I loved listening to the author who, when this was written in 1998, was restaurant critic for the New York Times. Here, she tells how she came to love good food. I had read her laugh-out-loud book Garlic and Sapphires more than 10 years ago, so I was not surprised to find this one, too, has many funny stories. I’ll start with one of the best about her mother, who was a terrible–and dangerous–cook, a woman who said, “I can make a meal out of anything.”
She liked to brag about “everything stew,” a dish invented while she was concocting a casserole out of a two-week-old turkey carcass. The very fact that my mother confessed to cooking with two-week-old turkey says a lot about her. She put the turkey and a half can of mushroom soup into the pot. Then she began rummaging around in the refrigerator. She found some leftover broccoli and added that. A few carrots went in, then a half carton of sour cream. In a hurry as usual, she added green beans and cranberry sauce, and then somehow, half an apple pie slipped into the dish. Mom looked momentarily horrified, then she shrugged, and then she said, “Who knows, maybe it will be good.” And she began throwing everything in the refrigerator in along with it: leftover paté, cheese ends, a few squishy tomatoes.
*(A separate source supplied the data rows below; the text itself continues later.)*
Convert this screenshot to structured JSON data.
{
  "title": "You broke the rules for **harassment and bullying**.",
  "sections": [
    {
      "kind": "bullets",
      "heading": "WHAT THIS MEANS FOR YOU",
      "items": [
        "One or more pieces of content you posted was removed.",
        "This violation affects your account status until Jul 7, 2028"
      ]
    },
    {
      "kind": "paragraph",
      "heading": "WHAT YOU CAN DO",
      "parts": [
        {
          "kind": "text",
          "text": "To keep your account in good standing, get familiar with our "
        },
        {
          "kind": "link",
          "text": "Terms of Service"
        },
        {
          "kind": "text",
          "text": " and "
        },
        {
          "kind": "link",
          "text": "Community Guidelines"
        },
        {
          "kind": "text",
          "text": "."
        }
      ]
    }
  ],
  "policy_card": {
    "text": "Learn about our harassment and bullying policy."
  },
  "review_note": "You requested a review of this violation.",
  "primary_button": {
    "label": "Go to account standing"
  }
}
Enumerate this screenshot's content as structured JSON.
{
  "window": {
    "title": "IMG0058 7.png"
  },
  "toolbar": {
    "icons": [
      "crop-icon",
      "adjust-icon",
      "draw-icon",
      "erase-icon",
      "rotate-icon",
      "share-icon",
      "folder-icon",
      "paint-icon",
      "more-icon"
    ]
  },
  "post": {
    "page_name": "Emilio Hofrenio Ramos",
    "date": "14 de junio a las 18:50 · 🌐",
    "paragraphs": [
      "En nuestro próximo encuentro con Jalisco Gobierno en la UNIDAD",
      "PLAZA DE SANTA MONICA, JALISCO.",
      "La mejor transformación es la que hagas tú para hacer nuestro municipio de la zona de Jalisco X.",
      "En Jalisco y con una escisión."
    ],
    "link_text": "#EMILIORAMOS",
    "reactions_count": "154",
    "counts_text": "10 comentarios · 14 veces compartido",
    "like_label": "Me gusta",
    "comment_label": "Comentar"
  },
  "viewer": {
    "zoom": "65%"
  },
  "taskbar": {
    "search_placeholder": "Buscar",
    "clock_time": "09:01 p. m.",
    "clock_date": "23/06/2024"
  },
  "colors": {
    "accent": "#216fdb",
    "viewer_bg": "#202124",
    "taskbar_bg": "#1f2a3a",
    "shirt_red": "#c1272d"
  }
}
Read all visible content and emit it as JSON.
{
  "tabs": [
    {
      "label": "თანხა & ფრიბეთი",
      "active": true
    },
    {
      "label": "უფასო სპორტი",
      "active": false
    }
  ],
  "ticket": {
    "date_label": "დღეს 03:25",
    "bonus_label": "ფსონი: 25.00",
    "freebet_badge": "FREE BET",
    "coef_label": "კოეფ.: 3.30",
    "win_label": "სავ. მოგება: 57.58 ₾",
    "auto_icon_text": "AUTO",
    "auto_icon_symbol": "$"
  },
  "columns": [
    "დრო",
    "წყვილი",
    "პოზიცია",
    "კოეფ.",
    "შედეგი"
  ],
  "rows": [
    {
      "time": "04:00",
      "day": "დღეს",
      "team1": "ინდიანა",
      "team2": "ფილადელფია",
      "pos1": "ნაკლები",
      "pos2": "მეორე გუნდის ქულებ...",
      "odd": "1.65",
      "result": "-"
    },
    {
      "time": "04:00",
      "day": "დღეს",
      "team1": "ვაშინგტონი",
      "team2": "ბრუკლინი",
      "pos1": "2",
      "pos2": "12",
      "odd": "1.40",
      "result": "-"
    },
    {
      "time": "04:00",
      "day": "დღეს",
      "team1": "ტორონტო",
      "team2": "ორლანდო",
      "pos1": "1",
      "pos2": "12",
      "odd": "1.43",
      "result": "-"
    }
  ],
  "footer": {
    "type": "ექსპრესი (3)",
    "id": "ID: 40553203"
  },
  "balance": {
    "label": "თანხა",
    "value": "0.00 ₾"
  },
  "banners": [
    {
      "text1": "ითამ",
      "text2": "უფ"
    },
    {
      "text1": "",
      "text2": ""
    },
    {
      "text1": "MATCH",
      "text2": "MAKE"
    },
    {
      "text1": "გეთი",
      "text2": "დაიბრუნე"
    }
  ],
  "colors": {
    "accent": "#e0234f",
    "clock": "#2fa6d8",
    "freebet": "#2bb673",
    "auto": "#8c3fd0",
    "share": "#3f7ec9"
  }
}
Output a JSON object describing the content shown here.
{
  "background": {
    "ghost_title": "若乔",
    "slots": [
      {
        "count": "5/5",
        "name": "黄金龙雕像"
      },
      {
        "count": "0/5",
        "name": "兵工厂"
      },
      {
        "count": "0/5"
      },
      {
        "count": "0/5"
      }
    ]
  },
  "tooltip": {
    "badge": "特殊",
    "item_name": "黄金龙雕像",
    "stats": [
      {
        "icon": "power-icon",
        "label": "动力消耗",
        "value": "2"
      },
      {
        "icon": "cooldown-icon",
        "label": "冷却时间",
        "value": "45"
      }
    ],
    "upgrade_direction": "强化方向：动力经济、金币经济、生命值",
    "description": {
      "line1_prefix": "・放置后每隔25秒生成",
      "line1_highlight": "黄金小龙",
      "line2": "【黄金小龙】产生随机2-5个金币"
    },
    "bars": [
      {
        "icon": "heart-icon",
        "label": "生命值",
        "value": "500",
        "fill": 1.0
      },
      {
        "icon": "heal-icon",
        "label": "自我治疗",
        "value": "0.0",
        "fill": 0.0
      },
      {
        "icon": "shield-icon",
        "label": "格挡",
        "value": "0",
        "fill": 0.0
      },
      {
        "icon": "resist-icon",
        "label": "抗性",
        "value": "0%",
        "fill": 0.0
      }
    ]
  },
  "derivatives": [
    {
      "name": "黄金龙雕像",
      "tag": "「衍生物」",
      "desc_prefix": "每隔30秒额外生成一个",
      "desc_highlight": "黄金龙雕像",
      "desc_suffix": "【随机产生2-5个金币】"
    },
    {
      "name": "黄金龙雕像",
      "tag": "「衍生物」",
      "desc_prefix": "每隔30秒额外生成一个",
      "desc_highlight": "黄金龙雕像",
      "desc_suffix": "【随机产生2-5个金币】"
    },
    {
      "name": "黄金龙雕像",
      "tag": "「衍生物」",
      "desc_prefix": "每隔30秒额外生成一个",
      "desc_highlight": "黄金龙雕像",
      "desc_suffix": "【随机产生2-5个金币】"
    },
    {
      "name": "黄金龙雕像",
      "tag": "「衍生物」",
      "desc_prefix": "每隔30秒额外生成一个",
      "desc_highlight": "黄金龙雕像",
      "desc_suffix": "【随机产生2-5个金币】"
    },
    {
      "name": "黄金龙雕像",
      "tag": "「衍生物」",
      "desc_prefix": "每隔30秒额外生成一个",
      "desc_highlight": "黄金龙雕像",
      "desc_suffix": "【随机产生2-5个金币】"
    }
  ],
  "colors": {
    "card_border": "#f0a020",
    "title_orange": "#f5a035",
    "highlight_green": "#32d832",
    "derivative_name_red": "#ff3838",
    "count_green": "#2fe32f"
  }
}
At a young age Ruth took on the role of trying to discourage people from eating these concoctions that might make them sick. Ruth had the good fortune to be around others who introduced her to good food and some who taught her to cook it.
She tells of being dropped off at a boarding school in Montreal with no warning. She was quite lonely until she learned French and made friends with a fellow student who took her home for weekends. It turns out the father of her friend was a gourmet who loved seeing the young Ruth’s joyous reaction to fine French food and insisted she come every weekend.
She recounts her experiences relating to the love of food as she grew up, including what she learned from the women who cooked for her family, cooking for her friends as a teenager, learning to be a server at a short-lived great French restaurant in Ann Arbor, eating great food in Tunisia, and being in the Swallow Collective (in Berkeley). But even more important than learning about cooking wonderful food, somehow she learned to write.
Ruth Reichl, Tender at the Bone, Random House, 1998, 282 pages (I listened to the audiobook read by the author). Available at the UVa and public libraries and from Amazon.